My thanks to Matt Duran, astute Millennial culture maven, for contributing this one:
http://www.youtube.com/watch?v=k3Ue_Dj2GXk
“That Baby Boomer Santa” raises an interesting question: How much does the popular post-war music of Christmas actually revolve around Boomers? You may have seen this funny chart, from the xkcd webcomic site, which was passed around last December. Provocative tag line: “Every year, American Culture embarks on a massive project to carefully recreate the Christmases of Baby Boomers’ Childhoods.”
This chart is accurate, so far as it goes. The vast majority of the pop Christmas “songs” we hear on the radio did indeed become hits during the years when Boomers were being born and growing up as little children. And nearly all of them were written and first recorded and sung (in their “classic” versions) by G.I. composers, band leaders, and vocalists (e.g., Bing Crosby, Bop Hope, Nat King Cole, Gene Autrey, Frank Sinatra, Judy Garland, writer Robert May, et al.). We sometimes forget that one or two them (“I’ll be Home for Christmas”) exude the haunting melancholy of a nation that had sent 12 million men abroad to fight a brutal war. OK, a few late-wave Lost were involved (like Irving Berlin); and a few Silent and even Boomers, especially on the “rock” songs (“Jingle Bell Rock” by Silent Bobby Helms in 1957 and “Rockin’ Around the Christmas Tree” by 14-year-old Boomer Brenda Lee in 1958).

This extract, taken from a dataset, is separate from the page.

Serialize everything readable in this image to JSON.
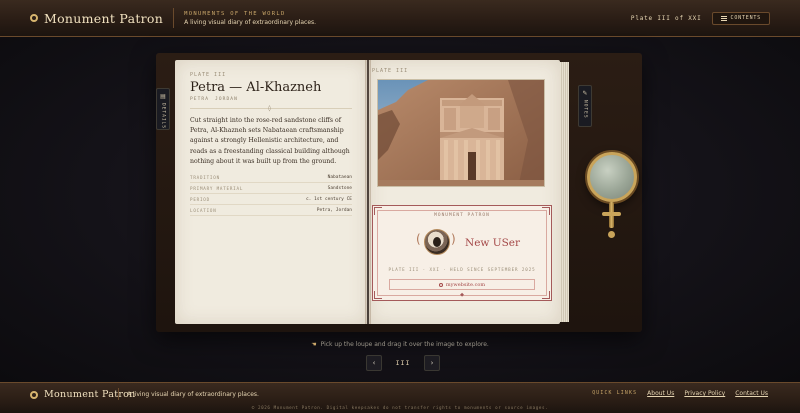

But my main point is that–though Boomers participated in this “White Christmas” explosion as child listeners—the inspiration for these songs was totally G.I. They were celebrations of hearth and home. They expressed the poignant longing for domestic tranquility by a history-tossed generation that just wanted (in the words of a returning soldier in Best Years of Our Lives) “A good job, a mild future, and a little house big enough for me and my wife.” Yes, other generations participated in this mood while it lasted. So maybe it’s fair to say that these songs were really more an expression of the (First Turning) era more than any one generation.

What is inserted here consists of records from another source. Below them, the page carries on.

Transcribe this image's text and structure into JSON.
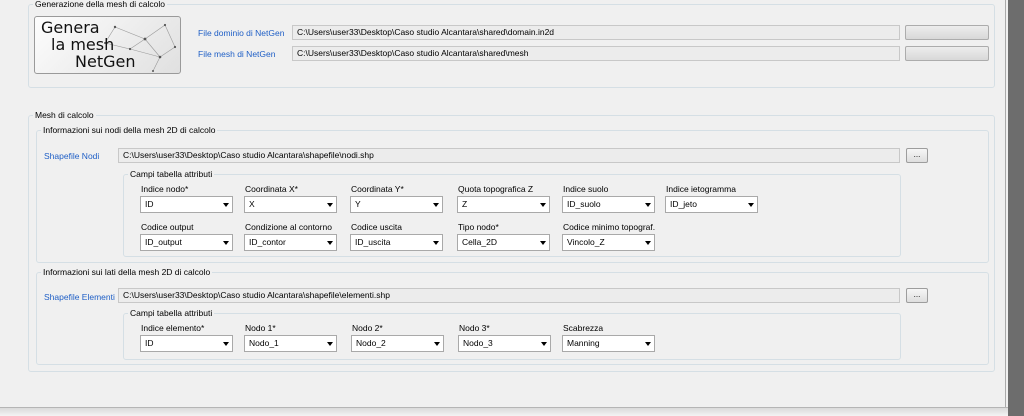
{
  "gen_group": {
    "legend": "Generazione della mesh di calcolo",
    "logo_lines": [
      "Genera",
      "la mesh",
      "NetGen"
    ],
    "domain_label": "File dominio di NetGen",
    "domain_path": "C:\\Users\\user33\\Desktop\\Caso studio Alcantara\\shared\\domain.in2d",
    "mesh_label": "File mesh di NetGen",
    "mesh_path": "C:\\Users\\user33\\Desktop\\Caso studio Alcantara\\shared\\mesh"
  },
  "mesh_group": {
    "legend": "Mesh di calcolo",
    "nodes": {
      "legend": "Informazioni sui nodi della mesh 2D di calcolo",
      "shapefile_label": "Shapefile Nodi",
      "shapefile_path": "C:\\Users\\user33\\Desktop\\Caso studio Alcantara\\shapefile\\nodi.shp",
      "browse_label": "...",
      "fields_legend": "Campi tabella attributi",
      "row1": [
        {
          "label": "Indice nodo*",
          "value": "ID"
        },
        {
          "label": "Coordinata X*",
          "value": "X"
        },
        {
          "label": "Coordinata Y*",
          "value": "Y"
        },
        {
          "label": "Quota topografica Z",
          "value": "Z"
        },
        {
          "label": "Indice suolo",
          "value": "ID_suolo"
        },
        {
          "label": "Indice ietogramma",
          "value": "ID_jeto"
        }
      ],
      "row2": [
        {
          "label": "Codice output",
          "value": "ID_output"
        },
        {
          "label": "Condizione al contorno",
          "value": "ID_contor"
        },
        {
          "label": "Codice uscita",
          "value": "ID_uscita"
        },
        {
          "label": "Tipo nodo*",
          "value": "Cella_2D"
        },
        {
          "label": "Codice minimo topograf.",
          "value": "Vincolo_Z"
        }
      ]
    },
    "elements": {
      "legend": "Informazioni sui lati della mesh 2D di calcolo",
      "shapefile_label": "Shapefile Elementi",
      "shapefile_path": "C:\\Users\\user33\\Desktop\\Caso studio Alcantara\\shapefile\\elementi.shp",
      "browse_label": "...",
      "fields_legend": "Campi tabella attributi",
      "row1": [
        {
          "label": "Indice elemento*",
          "value": "ID"
        },
        {
          "label": "Nodo 1*",
          "value": "Nodo_1"
        },
        {
          "label": "Nodo 2*",
          "value": "Nodo_2"
        },
        {
          "label": "Nodo 3*",
          "value": "Nodo_3"
        },
        {
          "label": "Scabrezza",
          "value": "Manning"
        }
      ]
    }
  }
}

Boomers, truth to say, participated less in the spirit of this mood than any of the older generations they recall in their childhood—Lost, G.I., or Silent. And by the time they came of age in the Second Turning, they began to move the culture in a direction that frontally attacked the treacly domesticity and bourgeois conventionality of those sweet violins and those basso profundo (G.I.) male voices. And that took us straight to Jimmy Hendrix and Neil Young—and all the other artists who are gently lampooned by the “Glee” Millennials in the “Community” clip. The only genuine “turning” outlier in the above list of twenty most popular Christmas songs is Jose Feliciano’s “Feliz Navidad.” Not only was this song written and sung by a Boomer, it was surely a Second Turning song—intended to celebrate America’s emerging multicultural reality rather than our passing “melting-pot” aspirations. This, at last, was the voice of that new generation, not the old.
One last note. Throughout history, First Turnings have almost always been the eras in which society’s celebration of the conventional and the domestic reaches its paradigmatic apogee. When did Christmas first become a widely celebrated family holiday in the United States, with all of its Victorian and Dickensian trappings—the fat Santa Claus, the Christmas tree, the Christmas card, the huge family gatherings, the commercialization of gift giving, etc.? During roughly the two decades from the late 1850s to the late 1870s. That is to say, during a (short) Fourth Turning, the Civil War, and then during the subsequent First-Turning era of Reconstruction and Victorian nation building. This is when Dickens’ Christmas Carol became hugely popular, Prince Albert’s Christmas trees (a favorite with the queen) started appearing throughout America, piano sheet music of carols sold briskly, states at last made Christmas a public holiday (even in New England, where Puritans had earlier always denounced Christmas celebrations), and the whole commercial angle (cards, gifts, photos, meals) got underway.
The young children of that era: The Missionary Generation, like Boomers a moralizing generation that would later became famous both for destroying an older cultural paradigm (the Victorian) and for giving birth to new one (the Modern).